The combination of external beam radiotherapy and brachytherapy remains the standard of care, however our preliminary data show the feasibility of IMRT boost in terms of toxicity with promising results in terms of local control and overall survival.
局部晚期宫颈癌的标准治疗方法是外照射放疗联合铂类化疗,随后进行近距离放疗。我们的研究目的是确定对于不适合近距离放疗的患者,调强放疗(IMRT)加量是否可行。
我们回顾性分析了 2014 年 7 月至 2017 年 12 月期间 25 名年龄 55 岁(范围,30-82 岁)的局部晚期/转移性宫颈癌且不适合近距离放疗的患者数据。这些患者接受了盆腔±腹主动脉旁淋巴结外照射放疗,并在 25-28 个分次(1.8Gy/分次)中进行序贯 IMRT 加量治疗。宫颈、子宫、宫旁组织、卵巢、阴道组织(根据阴道扩展范围)、受累淋巴结或相关引流淋巴结组给予 45-50.4Gy 的总剂量。如果影像学分期提示存在腹主动脉旁淋巴结受累或同侧髂淋巴结阳性,则包括腹主动脉旁淋巴结。IMRT 加量包括外照射放疗后 MRI 上识别的所有残留肿瘤。采用 Kaplan-Meier 法计算 2 年总生存率、2 年无进展生存率和 2 年局部控制率。如果患者接受了放疗或新辅助化疗,则将总生存率和无进展生存率从放疗开始或新辅助化疗开始时计算,而局部控制率则从放疗结束时计算。

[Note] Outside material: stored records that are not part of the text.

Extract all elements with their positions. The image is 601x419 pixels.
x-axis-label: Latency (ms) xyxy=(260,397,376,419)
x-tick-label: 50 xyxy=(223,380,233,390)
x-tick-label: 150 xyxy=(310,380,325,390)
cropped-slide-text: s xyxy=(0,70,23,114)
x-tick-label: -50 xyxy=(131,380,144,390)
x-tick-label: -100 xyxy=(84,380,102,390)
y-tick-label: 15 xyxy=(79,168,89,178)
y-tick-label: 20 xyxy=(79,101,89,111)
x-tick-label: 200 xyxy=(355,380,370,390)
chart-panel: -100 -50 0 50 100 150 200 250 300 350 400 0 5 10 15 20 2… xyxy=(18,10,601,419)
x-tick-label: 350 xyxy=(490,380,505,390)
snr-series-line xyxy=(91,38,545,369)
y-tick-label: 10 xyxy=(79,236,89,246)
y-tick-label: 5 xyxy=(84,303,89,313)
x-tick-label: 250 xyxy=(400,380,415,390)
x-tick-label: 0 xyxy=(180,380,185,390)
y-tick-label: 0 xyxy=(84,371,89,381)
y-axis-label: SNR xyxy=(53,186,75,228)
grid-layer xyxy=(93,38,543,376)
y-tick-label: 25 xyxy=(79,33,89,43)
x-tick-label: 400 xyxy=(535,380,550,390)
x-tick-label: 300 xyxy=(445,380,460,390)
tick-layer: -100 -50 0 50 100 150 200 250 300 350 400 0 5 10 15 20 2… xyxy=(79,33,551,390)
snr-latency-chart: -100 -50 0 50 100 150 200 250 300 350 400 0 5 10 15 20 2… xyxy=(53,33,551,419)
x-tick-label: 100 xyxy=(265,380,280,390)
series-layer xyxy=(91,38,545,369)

盆腔±腹主动脉旁淋巴结的中位放疗剂量为 50.4Gy(45-50.4),每日一次给予 5 次 25Gy 的等剂量 boost 治疗。中位随访时间为 26 个月(范围,4-77 个月),5 名女性(20%)在放疗结束后 6 个月时出现宫颈肿瘤残留,8 名(32%)出现进一步的远处进展(其中 2 名也存在肿瘤残留)。所有分期的 2 年局部控制率和总生存率分别为 78%和 67%。根据不良事件通用术语标准第 4 版评分标准,10 名患者发生胃肠道和/或泌尿生殖系统 1-2 级急性毒性。2 名患者发生直肠 2 级晚期毒性需要激光凝固治疗,无胃肠道和/或泌尿生殖系统急性或晚期毒性≥3 级。
外照射放疗联合近距离放疗仍是标准治疗方法,然而我们的初步数据显示,在毒性方面,IMRT 加量是可行的,并且在局部控制和总生存率方面具有良好的效果。